U.S. -- Oil pours out of a spout from Edwin Drake's original 1859 well that launched the modern petroleum industry at the Drake Well Museum and Park in Titusville, Pennsylvania, October 5, 2017
U.S. -- Oil pours out of a spout from Edwin Drake's original 1859 well that launched the modern petroleum industry at the Drake Well Museum and Park in Titusville, Pennsylvania, October 5, 2017
LONDON, May 16 (Reuters)

Oil traders anticipate a big draw down in crude stocks in the second half of this year as sanctions on Iran and Venezuela coupled with other supply disruptions and a sluggish response from OPEC cause a severe shortage.

Brent's six-month calendar spread has moved into a backwardation of almost $3.80 per barrel up from $2.20 a month ago and a contango of more than $1 per barrel at the beginning of the year (https://tmsnrt.rs/2EeQkNf).

Brent spreads cycle between backwardation and contango as the market alternates between periods of under- and over-supply, making spreads rather than spot prices the most useful indicator of market balance.

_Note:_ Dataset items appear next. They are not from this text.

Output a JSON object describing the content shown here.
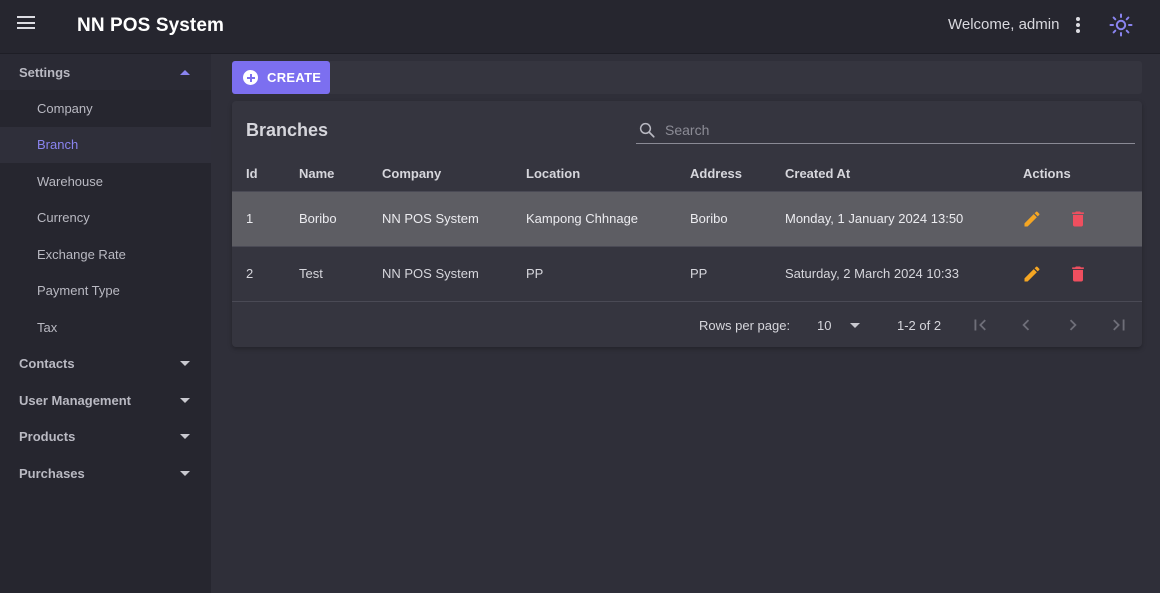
{
  "app": {
    "title": "NN POS System",
    "welcome": "Welcome, admin"
  },
  "sidebar": {
    "settings": {
      "label": "Settings",
      "expanded": true
    },
    "settings_items": [
      {
        "label": "Company"
      },
      {
        "label": "Branch",
        "active": true
      },
      {
        "label": "Warehouse"
      },
      {
        "label": "Currency"
      },
      {
        "label": "Exchange Rate"
      },
      {
        "label": "Payment Type"
      },
      {
        "label": "Tax"
      }
    ],
    "groups": [
      {
        "label": "Contacts"
      },
      {
        "label": "User Management"
      },
      {
        "label": "Products"
      },
      {
        "label": "Purchases"
      }
    ]
  },
  "toolbar": {
    "create_label": "CREATE"
  },
  "table": {
    "title": "Branches",
    "search_placeholder": "Search",
    "columns": [
      "Id",
      "Name",
      "Company",
      "Location",
      "Address",
      "Created At",
      "Actions"
    ],
    "rows": [
      {
        "id": "1",
        "name": "Boribo",
        "company": "NN POS System",
        "location": "Kampong Chhnage",
        "address": "Boribo",
        "created_at": "Monday, 1 January 2024 13:50"
      },
      {
        "id": "2",
        "name": "Test",
        "company": "NN POS System",
        "location": "PP",
        "address": "PP",
        "created_at": "Saturday, 2 March 2024 10:33"
      }
    ],
    "rows_per_page_label": "Rows per page:",
    "rows_per_page": "10",
    "range_text": "1-2 of 2"
  },
  "colors": {
    "accent": "#7c6ff0",
    "edit": "#f5a623",
    "delete": "#ef4f5f",
    "topbar": "#26262f",
    "background": "#2f2f39"
  },
  "icons": {
    "menu": "menu-icon",
    "more": "more-vert-icon",
    "theme": "sun-icon",
    "create": "plus-circle-icon",
    "search": "search-icon",
    "edit": "pencil-icon",
    "delete": "trash-icon"
  }
}
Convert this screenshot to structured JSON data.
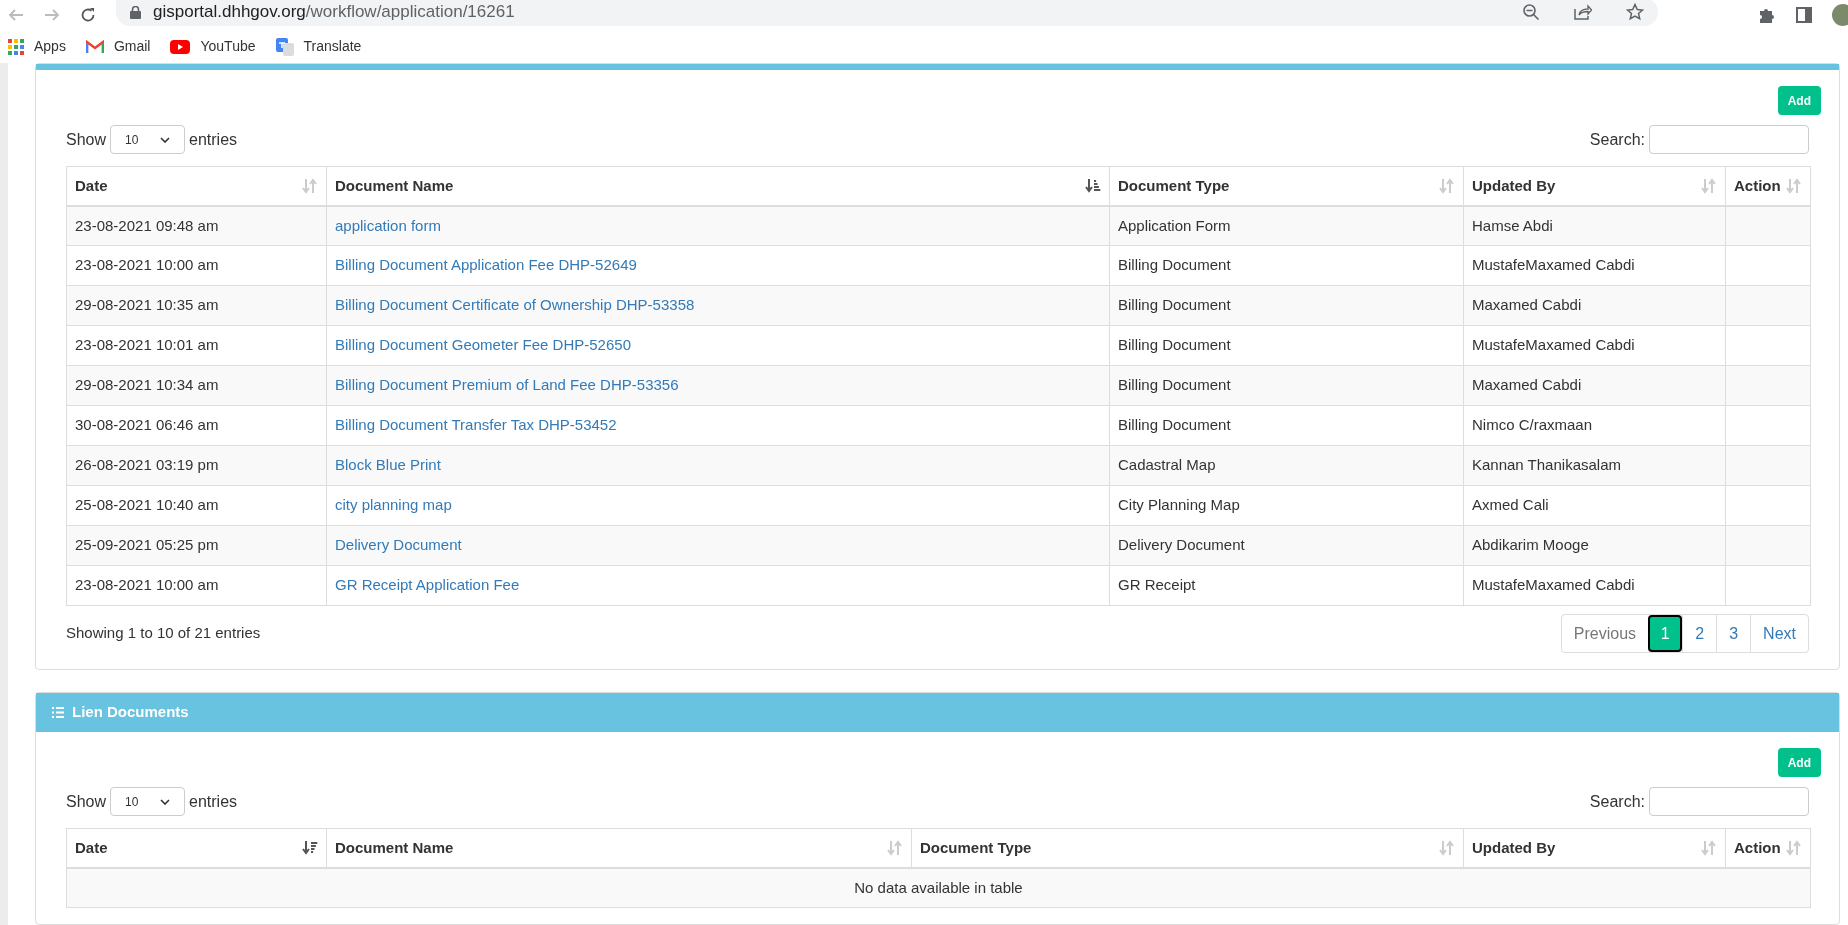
{
  "browser": {
    "url_host": "gisportal.dhhgov.org",
    "url_path": "/workflow/application/16261",
    "bookmarks": [
      {
        "label": "Apps",
        "kind": "apps"
      },
      {
        "label": "Gmail",
        "kind": "gmail"
      },
      {
        "label": "YouTube",
        "kind": "youtube"
      },
      {
        "label": "Translate",
        "kind": "translate"
      }
    ]
  },
  "sections": [
    {
      "add_button": "Add",
      "show_label": "Show",
      "length": "10",
      "entries_label": "entries",
      "search_label": "Search:",
      "columns": [
        {
          "label": "Date",
          "kind": "text",
          "sorted": false
        },
        {
          "label": "Document Name",
          "kind": "link",
          "sorted": true,
          "descending": false
        },
        {
          "label": "Document Type",
          "kind": "text",
          "sorted": false
        },
        {
          "label": "Updated By",
          "kind": "text",
          "sorted": false
        },
        {
          "label": "Action",
          "kind": "text",
          "sorted": false
        }
      ],
      "rows": [
        [
          "23-08-2021 09:48 am",
          "application form",
          "Application Form",
          "Hamse Abdi",
          ""
        ],
        [
          "23-08-2021 10:00 am",
          "Billing Document Application Fee DHP-52649",
          "Billing Document",
          "MustafeMaxamed Cabdi",
          ""
        ],
        [
          "29-08-2021 10:35 am",
          "Billing Document Certificate of Ownership DHP-53358",
          "Billing Document",
          "Maxamed Cabdi",
          ""
        ],
        [
          "23-08-2021 10:01 am",
          "Billing Document Geometer Fee DHP-52650",
          "Billing Document",
          "MustafeMaxamed Cabdi",
          ""
        ],
        [
          "29-08-2021 10:34 am",
          "Billing Document Premium of Land Fee DHP-53356",
          "Billing Document",
          "Maxamed Cabdi",
          ""
        ],
        [
          "30-08-2021 06:46 am",
          "Billing Document Transfer Tax DHP-53452",
          "Billing Document",
          "Nimco C/raxmaan",
          ""
        ],
        [
          "26-08-2021 03:19 pm",
          "Block Blue Print",
          "Cadastral Map",
          "Kannan Thanikasalam",
          ""
        ],
        [
          "25-08-2021 10:40 am",
          "city planning map",
          "City Planning Map",
          "Axmed Cali",
          ""
        ],
        [
          "25-09-2021 05:25 pm",
          "Delivery Document",
          "Delivery Document",
          "Abdikarim Mooge",
          ""
        ],
        [
          "23-08-2021 10:00 am",
          "GR Receipt Application Fee",
          "GR Receipt",
          "MustafeMaxamed Cabdi",
          ""
        ]
      ],
      "info": "Showing 1 to 10 of 21 entries",
      "pagination": {
        "previous": {
          "label": "Previous",
          "disabled": true
        },
        "pages": [
          {
            "label": "1",
            "selected": true
          },
          {
            "label": "2",
            "selected": false
          },
          {
            "label": "3",
            "selected": false
          }
        ],
        "next": {
          "label": "Next",
          "disabled": false
        }
      }
    },
    {
      "title": "Lien Documents",
      "add_button": "Add",
      "show_label": "Show",
      "length": "10",
      "entries_label": "entries",
      "search_label": "Search:",
      "columns": [
        {
          "label": "Date",
          "sorted": true,
          "descending": true
        },
        {
          "label": "Document Name",
          "sorted": false
        },
        {
          "label": "Document Type",
          "sorted": false
        },
        {
          "label": "Updated By",
          "sorted": false
        },
        {
          "label": "Action",
          "sorted": false
        }
      ],
      "empty_message": "No data available in table"
    }
  ]
}
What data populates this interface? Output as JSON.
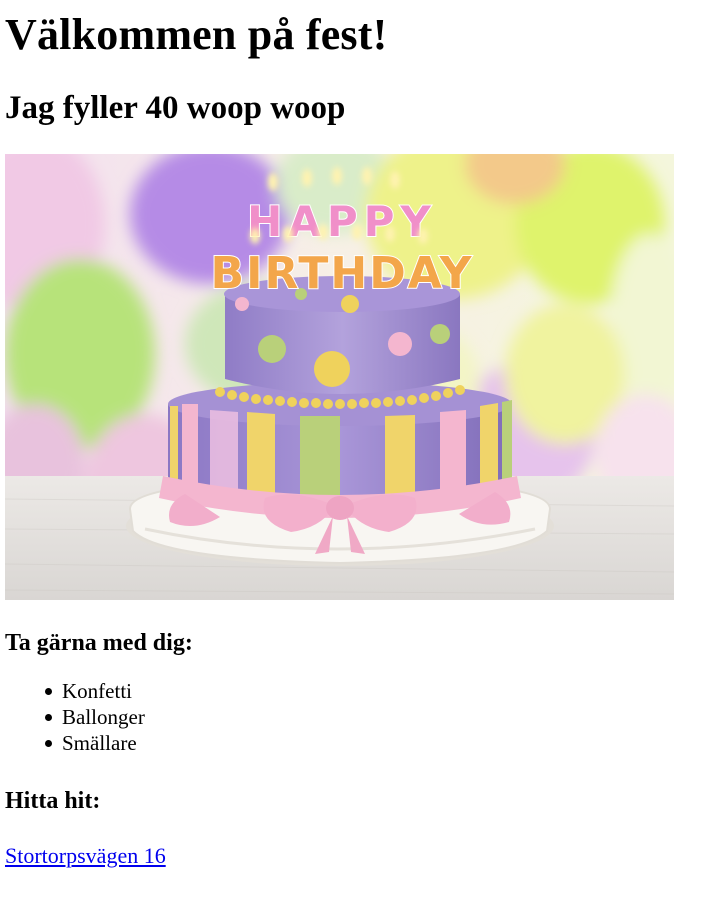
{
  "title": "Välkommen på fest!",
  "subtitle": "Jag fyller 40 woop woop",
  "image": {
    "icon": "birthday-cake-image",
    "topper_line1": "HAPPY",
    "topper_line2": "BIRTHDAY",
    "colors": {
      "cake_top": "#a692d2",
      "cake_bottom": "#9a86cf",
      "ribbon_pink": "#f4b6cf",
      "stripe_yellow": "#f0d46a",
      "stripe_green": "#b9d07a",
      "plate": "#f6f3ee"
    }
  },
  "bring": {
    "heading": "Ta gärna med dig:",
    "items": [
      "Konfetti",
      "Ballonger",
      "Smällare"
    ]
  },
  "directions": {
    "heading": "Hitta hit:",
    "link_text": "Stortorpsvägen 16"
  }
}
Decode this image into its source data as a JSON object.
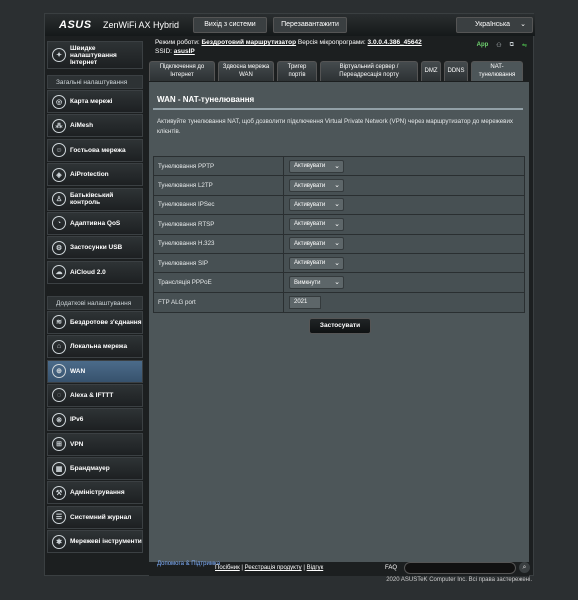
{
  "header": {
    "logo": "ASUS",
    "product": "ZenWiFi AX Hybrid",
    "logout": "Вихід з системи",
    "reboot": "Перезавантажити",
    "language": "Українська"
  },
  "info": {
    "mode_label": "Режим роботи:",
    "mode_value": "Бездротовий маршрутизатор",
    "fw_label": "Версія мікропрограми:",
    "fw_value": "3.0.0.4.386_45642",
    "ssid_label": "SSID:",
    "ssid_value": "asusIP",
    "app_label": "App"
  },
  "sidebar": {
    "quick": "Швидке налаштування Інтернет",
    "general_header": "Загальні налаштування",
    "general": [
      "Карта мережі",
      "AiMesh",
      "Гостьова мережа",
      "AiProtection",
      "Батьківський контроль",
      "Адаптивна QoS",
      "Застосунки USB",
      "AiCloud 2.0"
    ],
    "advanced_header": "Додаткові налаштування",
    "advanced": [
      "Бездротове з'єднання",
      "Локальна мережа",
      "WAN",
      "Alexa & IFTTT",
      "IPv6",
      "VPN",
      "Брандмауер",
      "Адміністрування",
      "Системний журнал",
      "Мережеві інструменти"
    ]
  },
  "tabs": [
    "Підключення до Інтернет",
    "Здвоєна мережа WAN",
    "Тригер портів",
    "Віртуальний сервер / Переадресація порту",
    "DMZ",
    "DDNS",
    "NAT-тунелювання"
  ],
  "page": {
    "title_prefix": "WAN",
    "title_sep": " - ",
    "title_name": "NAT-тунелювання",
    "description": "Активуйте тунелювання NAT, щоб дозволити підключення Virtual Private Network (VPN) через маршрутизатор до мережевих клієнтів.",
    "rows": [
      {
        "label": "Тунелювання PPTP",
        "value": "Активувати"
      },
      {
        "label": "Тунелювання L2TP",
        "value": "Активувати"
      },
      {
        "label": "Тунелювання IPSec",
        "value": "Активувати"
      },
      {
        "label": "Тунелювання RTSP",
        "value": "Активувати"
      },
      {
        "label": "Тунелювання H.323",
        "value": "Активувати"
      },
      {
        "label": "Тунелювання SIP",
        "value": "Активувати"
      },
      {
        "label": "Трансляція PPPoE",
        "value": "Вимкнути"
      }
    ],
    "ftp_label": "FTP ALG port",
    "ftp_value": "2021",
    "apply": "Застосувати"
  },
  "footer": {
    "help": "Допомога & Підтримка",
    "manual": "Посібник",
    "register": "Реєстрація продукту",
    "feedback": "Відгук",
    "faq": "FAQ",
    "copyright": "2020 ASUSTeK Computer Inc. Всі права застережені."
  },
  "colors": {
    "panel": "#4d5659",
    "selected_sidebar": "#4b6b8a",
    "link_blue": "#7fb0ff"
  }
}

Backwardation is associated with periods of under-supply and falling inventories, while contango is associated with the opposite, so the current backwardation implies stocks are expected to fall sharply.

Brent futures are now in the biggest backwardation since June 2014, when Libya's oil exports had been reduced to a trickle by civil war and Islamist fighters were threatening the oilfields of northern Iraq.

The six-month spread is in the 94th percentile for all trading days since 1990, indicating traders expect a very large draw down in crude stocks over the next six months.

U.S. sanctions on exports from Venezuela and Iran, coupled with attacks on pipelines and tankers in the Middle East, and the disruption of Russia's exports due to contamination, have all cut immediate crude availability.

Renewed fighting has increased uncertainty about continued exports from Libya while there is heightened uncertainty about future movements through the Strait of Hormuz as tensions in Gulf regions intensify.

At the same time, U.S. crude production has started to grow more slowly after the decline in prices from last year's highs and a slowdown in drilling and well completions.

Crude availability is expected to tighten sharply over the next couple of months as U.S. refineries complete their maintenance.

Crude processing is likely to ramp up significantly to meet increased demand for gasoline over the summer and then distillate fuel oil with the introduction of new IMO shipping regulations from the end of the year.

Tighter calendar spreads are usually associated with a rise in spot prices but the recent surge into backwardation has not (so far) been accompanied by a significant rise in front-month futures.

Front-month futures prices have changed little over the last month and remain well below the recent peaks of $80-85 per barrel set last year, even as the backwardation has surged.

Spreads point to an anticipated shortage while spot prices indicate a market expected to remain balanced. Either the backwardation will have to fall, or spot prices will have to rise to eliminate the apparent contradiction.

The anticipated shortage of crude could be relieved by several means (which are not exclusive):

* Saudi Arabia and its allies in the OPEC+ group could increase the supply of crude to the market

* U.S. shale firms could accelerate well drilling and completions to make more crude available

* The United States could ease sanctions pressure on Venezuela and Iran to contain prices

* IEA members could release crude and products from strategic stocks

* Temporary disruptions to production and pipelines could ease

* Consumption growth could slow as a result of economic slowdown

In 2014, the anticipated shortage was eliminated by a combination of higher supply from OPEC and U.S. shale producers, an end to temporary disruptions, and a global economic and consumption slowdown.

Something similar is likely in 2019, though the balance between faster output growth and slower consumption growth remains unclear, mostly because of intense uncertainty about the global economic outlook.